Fue un poco frustrante porque hasta ese momento no me había dado cuenta de lo cercanos que nos habíamos vuelto, y empecé a extrañarte. Por un lado tenía aquella desazón por no poder despedirme de ti antes de que te marcharas al retiro, habías ido a casa para que mamá te prestara un bolso en el que pudieras meter tus cosas para el viaje, bolso que lavé con mis propias manos y quise entregarte, pero no pude pues cuando llegaste por el yo me encontraba cambiándome tras tomar una ducha, y como estabas tan apurado porque habías dejado todos tus pendientes para último momento, cuando quise salir, ya te habías ido.
Me sentí nostálgica, había planeado todo en mi mente, primero te daría el bolso y luego me hundiría en tu pecho, me dejaría rodear por tus fuertes brazos y al final, con un poco de suerte te daría un beso en los labios, solo un pequeño rose que te acompañara todos los días que estuviéramos alejados. Lastimosamente nada de eso sucedió.
Y por otro lado, debido a las diversas actividades del retiro y los horarios de las mismas se nos hizo difícil coincidir, a pesar de que para este punto habías sentido la suficiente confianza para hacerme llamadas telefónicas.
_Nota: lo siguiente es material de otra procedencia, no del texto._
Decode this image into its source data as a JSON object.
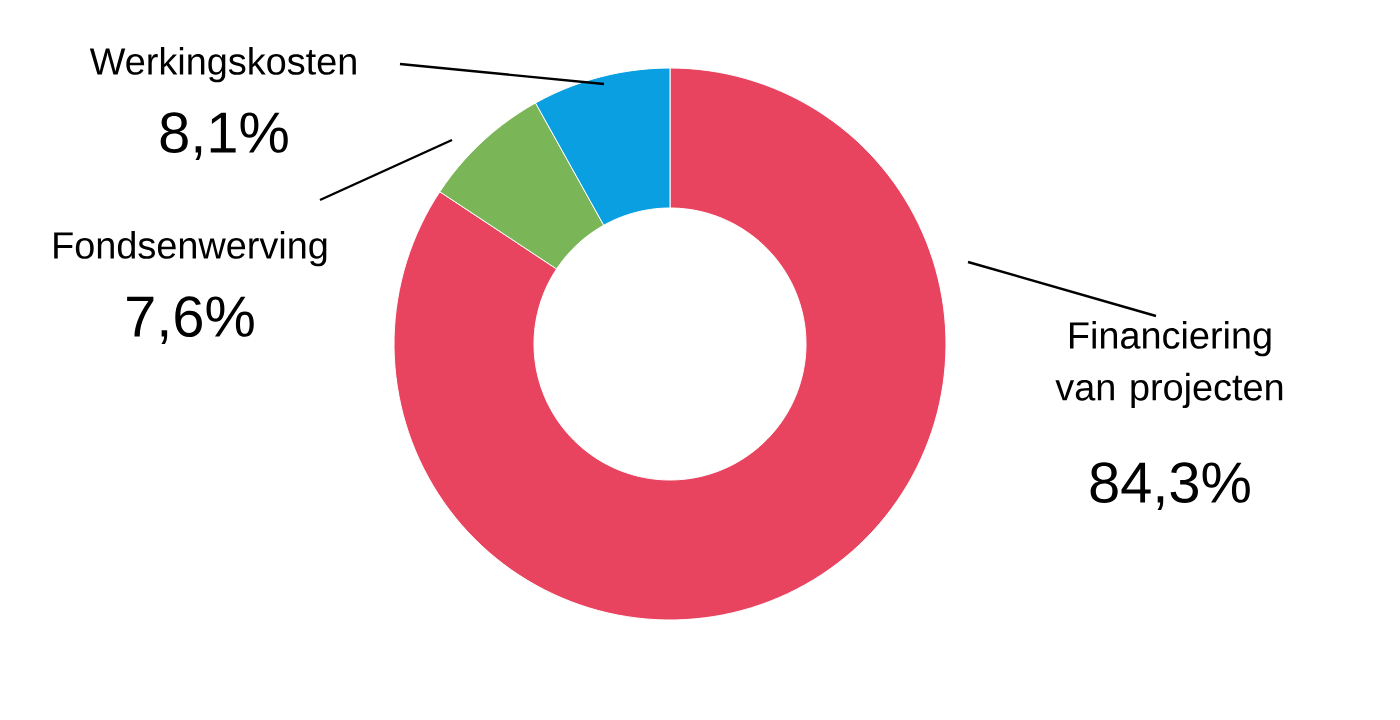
{
  "chart_data": {
    "type": "donut",
    "categories": [
      "Financiering van projecten",
      "Fondsenwerving",
      "Werkingskosten"
    ],
    "values": [
      84.3,
      7.6,
      8.1
    ],
    "colors": [
      "#e8435f",
      "#7ab657",
      "#0a9fe0"
    ],
    "value_labels": [
      "84,3%",
      "7,6%",
      "8,1%"
    ]
  }
}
De hecho las llamadas fue una de las pocas cosas que tuviste el valor de hacer desde tu propia iniciativa que me gustaba, pero con la que tuvimos inconvenientes, puesto que por lo opuestos que eran nuestros horarios, solo podíamos hacernos llamadas durante tardes horas de la noche hasta la madrugada. Cosa que nos obligaba a hablar en un tono tan bajo que a mi oído le costaba identificar los sonidos y a mi cerebro interpretar las palabras, lo que terminaba en una mala interpretación y complicaba nuestras conversaciones.
Recuerdo que empezaste a llamarme después de que te enviara el primer audio de WhatsApp explicándote algo que me resultaba muy extenso para escribir.
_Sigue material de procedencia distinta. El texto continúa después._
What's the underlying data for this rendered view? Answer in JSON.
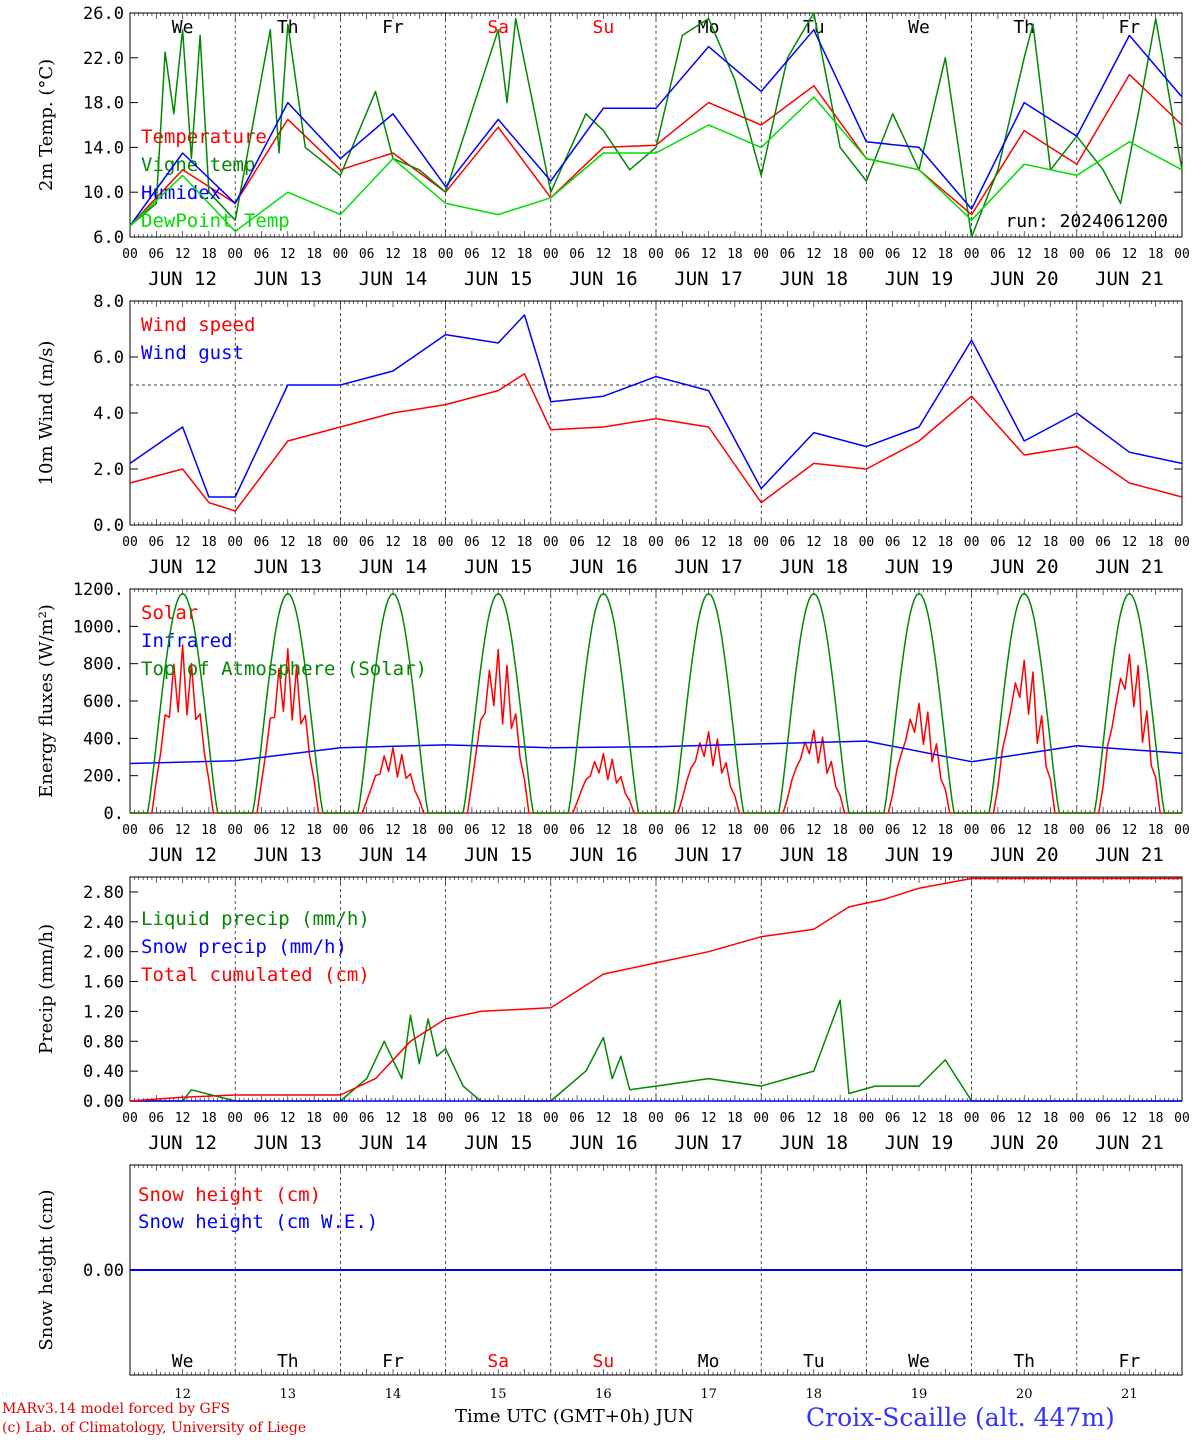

─ Me encanta el sonido de tu voz. Me habías testeado y yo me había toteado de la risa.
A la mayoría de las personas no les gusta mi tono de voz, dicen que es demasiado agudo y estridente. Tanto que desde hace mucho yo misma he sentido apatía hacia mi propia voz. Razón principal por la cual me negaba a enviar audios con frecuencia, pero insistías tanto en que te gustaba escucharme que algunas veces te enviaba audios tontos solo para complacerte. Hasta aquel mensaje.
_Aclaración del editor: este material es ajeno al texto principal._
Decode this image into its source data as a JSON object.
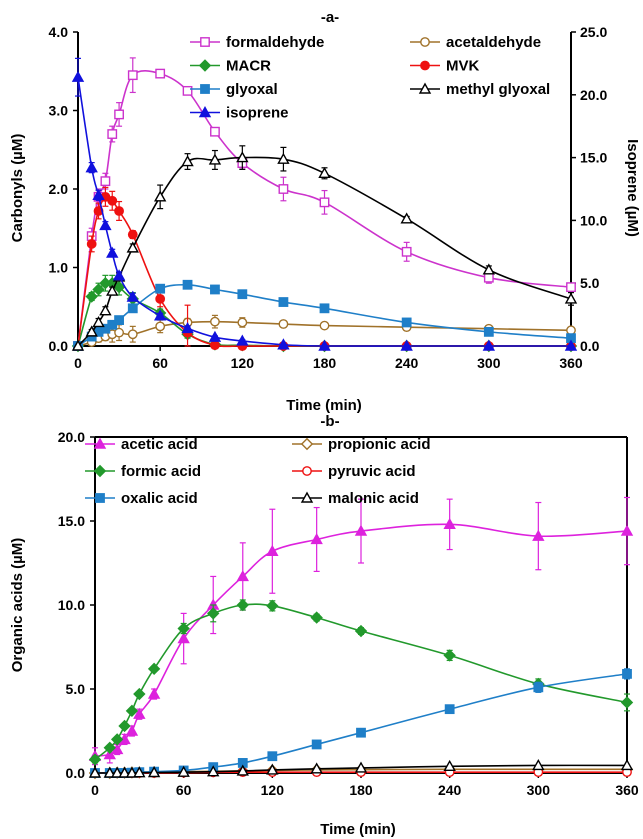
{
  "chart_data": [
    {
      "type": "line",
      "title": "-a-",
      "xlabel": "Time (min)",
      "ylabel": "Carbonyls (µM)",
      "y2label": "Isoprene (µM)",
      "xlim": [
        0,
        360
      ],
      "ylim": [
        0,
        4.0
      ],
      "y2lim": [
        0,
        25.0
      ],
      "xticks": [
        "0",
        "60",
        "120",
        "180",
        "240",
        "300",
        "360"
      ],
      "yticks": [
        "0.0",
        "1.0",
        "2.0",
        "3.0",
        "4.0"
      ],
      "y2ticks": [
        "0.0",
        "5.0",
        "10.0",
        "15.0",
        "20.0",
        "25.0"
      ],
      "grid": false,
      "legend": "top, two columns",
      "series": [
        {
          "name": "formaldehyde",
          "axis": "left",
          "color": "#CC33CC",
          "marker": "square-open",
          "x": [
            0,
            10,
            15,
            20,
            25,
            30,
            40,
            60,
            80,
            100,
            120,
            150,
            180,
            240,
            300,
            360
          ],
          "y": [
            0.0,
            1.4,
            1.9,
            2.1,
            2.7,
            2.95,
            3.45,
            3.47,
            3.25,
            2.73,
            2.33,
            2.0,
            1.83,
            1.2,
            0.87,
            0.75
          ],
          "err": [
            0,
            0.1,
            0.1,
            0.1,
            0.1,
            0.15,
            0.22,
            0.03,
            0.05,
            0.05,
            0.06,
            0.15,
            0.15,
            0.12,
            0.07,
            0.05
          ]
        },
        {
          "name": "acetaldehyde",
          "axis": "left",
          "color": "#A0722A",
          "marker": "circle-open",
          "x": [
            0,
            10,
            15,
            20,
            25,
            30,
            40,
            60,
            80,
            100,
            120,
            150,
            180,
            240,
            300,
            360
          ],
          "y": [
            0.0,
            0.05,
            0.1,
            0.12,
            0.15,
            0.17,
            0.15,
            0.25,
            0.3,
            0.31,
            0.3,
            0.28,
            0.26,
            0.24,
            0.22,
            0.2
          ],
          "err": [
            0,
            0.03,
            0.05,
            0.05,
            0.1,
            0.1,
            0.1,
            0.08,
            0.05,
            0.08,
            0.06,
            0.03,
            0.03,
            0.02,
            0.02,
            0.02
          ]
        },
        {
          "name": "MACR",
          "axis": "left",
          "color": "#22992C",
          "marker": "diamond",
          "x": [
            0,
            10,
            15,
            20,
            25,
            30,
            40,
            60,
            80,
            100,
            120,
            150,
            180,
            240,
            300,
            360
          ],
          "y": [
            0.0,
            0.63,
            0.72,
            0.8,
            0.8,
            0.75,
            0.6,
            0.42,
            0.15,
            0.02,
            0.01,
            0.0,
            0.0,
            0.0,
            0.0,
            0.0
          ],
          "err": [
            0,
            0.05,
            0.08,
            0.1,
            0.1,
            0.1,
            0.08,
            0.05,
            0.05,
            0.02,
            0,
            0,
            0,
            0,
            0,
            0
          ]
        },
        {
          "name": "MVK",
          "axis": "left",
          "color": "#EE1111",
          "marker": "circle",
          "x": [
            0,
            10,
            15,
            20,
            25,
            30,
            40,
            60,
            80,
            100,
            120,
            150,
            180,
            240,
            300,
            360
          ],
          "y": [
            0.0,
            1.3,
            1.72,
            1.9,
            1.85,
            1.72,
            1.42,
            0.6,
            0.17,
            0.01,
            0.0,
            0.0,
            0.0,
            0.0,
            0.0,
            0.0
          ],
          "err": [
            0,
            0.1,
            0.1,
            0.12,
            0.12,
            0.12,
            0.05,
            0.1,
            0.35,
            0.02,
            0,
            0,
            0,
            0,
            0,
            0
          ]
        },
        {
          "name": "glyoxal",
          "axis": "left",
          "color": "#1F7FC8",
          "marker": "square",
          "x": [
            0,
            10,
            15,
            20,
            25,
            30,
            40,
            60,
            80,
            100,
            120,
            150,
            180,
            240,
            300,
            360
          ],
          "y": [
            0.0,
            0.12,
            0.18,
            0.22,
            0.27,
            0.33,
            0.48,
            0.73,
            0.78,
            0.72,
            0.66,
            0.56,
            0.48,
            0.3,
            0.18,
            0.1
          ],
          "err": [
            0,
            0.02,
            0.02,
            0.02,
            0.02,
            0.02,
            0.03,
            0.03,
            0.03,
            0.03,
            0.03,
            0.03,
            0.02,
            0.02,
            0.02,
            0.02
          ]
        },
        {
          "name": "methyl glyoxal",
          "axis": "left",
          "color": "#000000",
          "marker": "triangle-open",
          "x": [
            0,
            10,
            15,
            20,
            25,
            30,
            40,
            60,
            80,
            100,
            120,
            150,
            180,
            240,
            300,
            360
          ],
          "y": [
            0.0,
            0.18,
            0.3,
            0.45,
            0.7,
            0.88,
            1.25,
            1.9,
            2.35,
            2.37,
            2.4,
            2.38,
            2.2,
            1.62,
            0.97,
            0.6
          ],
          "err": [
            0,
            0.03,
            0.05,
            0.05,
            0.05,
            0.05,
            0.05,
            0.15,
            0.1,
            0.12,
            0.15,
            0.15,
            0.07,
            0.03,
            0.05,
            0.08
          ]
        },
        {
          "name": "isoprene",
          "axis": "right",
          "color": "#1111DD",
          "marker": "triangle",
          "x": [
            0,
            10,
            15,
            20,
            25,
            30,
            40,
            60,
            80,
            100,
            120,
            150,
            180,
            240,
            300,
            360
          ],
          "y": [
            21.4,
            14.2,
            12.0,
            9.6,
            7.4,
            5.6,
            3.9,
            2.4,
            1.4,
            0.7,
            0.4,
            0.1,
            0.0,
            0.0,
            0.0,
            0.0
          ],
          "err": [
            1.5,
            0.4,
            0.4,
            0.3,
            0.3,
            0.3,
            0.3,
            0.2,
            0.2,
            0.1,
            0.1,
            0,
            0,
            0,
            0,
            0
          ]
        }
      ]
    },
    {
      "type": "line",
      "title": "-b-",
      "xlabel": "Time (min)",
      "ylabel": "Organic acids (µM)",
      "xlim": [
        0,
        360
      ],
      "ylim": [
        0,
        20.0
      ],
      "xticks": [
        "0",
        "60",
        "120",
        "180",
        "240",
        "300",
        "360"
      ],
      "yticks": [
        "0.0",
        "5.0",
        "10.0",
        "15.0",
        "20.0"
      ],
      "grid": false,
      "legend": "top, two columns",
      "series": [
        {
          "name": "acetic acid",
          "color": "#DD22DD",
          "marker": "triangle",
          "x": [
            0,
            10,
            15,
            20,
            25,
            30,
            40,
            60,
            80,
            100,
            120,
            150,
            180,
            240,
            300,
            360
          ],
          "y": [
            1.0,
            1.1,
            1.4,
            2.0,
            2.5,
            3.5,
            4.7,
            8.0,
            10.0,
            11.7,
            13.2,
            13.9,
            14.4,
            14.8,
            14.1,
            14.4
          ],
          "err": [
            0.5,
            0.5,
            0.3,
            0.3,
            0.3,
            0.3,
            0.3,
            1.5,
            1.7,
            2.0,
            2.5,
            1.9,
            1.9,
            1.5,
            2.0,
            2.0
          ]
        },
        {
          "name": "propionic acid",
          "color": "#A0722A",
          "marker": "diamond-open",
          "x": [
            0,
            10,
            15,
            20,
            25,
            30,
            40,
            60,
            80,
            100,
            120,
            150,
            180,
            240,
            300,
            360
          ],
          "y": [
            0.0,
            0.0,
            0.02,
            0.02,
            0.03,
            0.03,
            0.05,
            0.08,
            0.1,
            0.12,
            0.15,
            0.18,
            0.2,
            0.22,
            0.22,
            0.22
          ],
          "err": [
            0,
            0,
            0,
            0,
            0,
            0,
            0,
            0,
            0,
            0,
            0,
            0,
            0,
            0,
            0,
            0
          ]
        },
        {
          "name": "formic acid",
          "color": "#22992C",
          "marker": "diamond",
          "x": [
            0,
            10,
            15,
            20,
            25,
            30,
            40,
            60,
            80,
            100,
            120,
            150,
            180,
            240,
            300,
            360
          ],
          "y": [
            0.8,
            1.5,
            2.0,
            2.8,
            3.7,
            4.7,
            6.2,
            8.6,
            9.5,
            10.0,
            9.95,
            9.25,
            8.45,
            7.0,
            5.3,
            4.2
          ],
          "err": [
            0.2,
            0.1,
            0.1,
            0.1,
            0.1,
            0.1,
            0.1,
            0.3,
            0.5,
            0.3,
            0.3,
            0.2,
            0.2,
            0.3,
            0.3,
            0.5
          ]
        },
        {
          "name": "pyruvic acid",
          "color": "#EE1111",
          "marker": "circle-open",
          "x": [
            0,
            10,
            15,
            20,
            25,
            30,
            40,
            60,
            80,
            100,
            120,
            150,
            180,
            240,
            300,
            360
          ],
          "y": [
            0.0,
            0.0,
            0.0,
            0.0,
            0.0,
            0.0,
            0.0,
            0.02,
            0.04,
            0.05,
            0.05,
            0.05,
            0.05,
            0.05,
            0.05,
            0.05
          ],
          "err": [
            0,
            0,
            0,
            0,
            0,
            0,
            0,
            0,
            0,
            0,
            0,
            0,
            0,
            0,
            0,
            0
          ]
        },
        {
          "name": "oxalic acid",
          "color": "#1F7FC8",
          "marker": "square",
          "x": [
            0,
            10,
            15,
            20,
            25,
            30,
            40,
            60,
            80,
            100,
            120,
            150,
            180,
            240,
            300,
            360
          ],
          "y": [
            0.0,
            0.0,
            0.0,
            0.0,
            0.02,
            0.05,
            0.08,
            0.15,
            0.35,
            0.6,
            1.0,
            1.7,
            2.4,
            3.8,
            5.1,
            5.9
          ],
          "err": [
            0,
            0,
            0,
            0,
            0,
            0,
            0,
            0,
            0.05,
            0.05,
            0.05,
            0.1,
            0.1,
            0.15,
            0.3,
            0.3
          ]
        },
        {
          "name": "malonic acid",
          "color": "#000000",
          "marker": "triangle-open",
          "x": [
            0,
            10,
            15,
            20,
            25,
            30,
            40,
            60,
            80,
            100,
            120,
            150,
            180,
            240,
            300,
            360
          ],
          "y": [
            0.0,
            0.0,
            0.0,
            0.0,
            0.0,
            0.02,
            0.03,
            0.05,
            0.08,
            0.12,
            0.18,
            0.25,
            0.3,
            0.4,
            0.45,
            0.45
          ],
          "err": [
            0,
            0,
            0,
            0,
            0,
            0,
            0,
            0,
            0,
            0,
            0,
            0,
            0,
            0,
            0,
            0
          ]
        }
      ]
    }
  ]
}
─ ¿Puedo llamarte? Me muero por escuchar tu voz, siento como si la necesitara para dormir.
Fue extraño y lindo al mismo tiempo, me había negado a creer que realmente te gustase el sonido de mi voz hasta ese momento, y se sintió muy bien. Se sintió especial que algo que a todos les parece desagradable o molesto en algunos casos, a ti te pareciera tan preciado. Tal como lo hiciste cuando me confesaste que lo que más te gustaba de mi apariencia eran mis grandes y llamativos ojos. Me hiciste sentir preciada como persona también, y un poco más segura de mi misma.
Infortunadamente yo no tuve ese mismo efecto en ti, durante el retiro tuvimos un distanciamiento que asumí era por la distancia, a pesar de estar a pocos minutos de distancia. Y cuando este acabo, quedamos en ir a vernos una película, de hecho hicimos planes para reunirnos en casa para hablar y pasar tiempo juntos, además, habíamos planeado ir a vernos la película de la bella y la bestia que estrenaba ese mismo mes.
Pero ninguna de las dos cosas sucedió, por alguna razón que no quisiste darme sino hasta después no llegaste a casa, lo cual me molestó y entristeció. Y cuando quise hablar contigo al respecto me pediste que te diera tu espacio pues estabas deprimido y querías estar solo, pensar las cosas. Fue más o menos una semana más desde tu regreso en la que me mantuviste alejada de ti, una larga semana en la cual me hice un lio llenándome de preguntas, dudas y preocupación, semana en la que ni siquiera me miraste a la cara cuando pasabas cerca de casa. Entonces cuando decidiste hablarme de nuevo, me atacaste a preguntas, me exigiste que por favor me dijeras si sentía algo por ti, si me gustabas, si me parecías atractivo, si estaba enamorada de ti.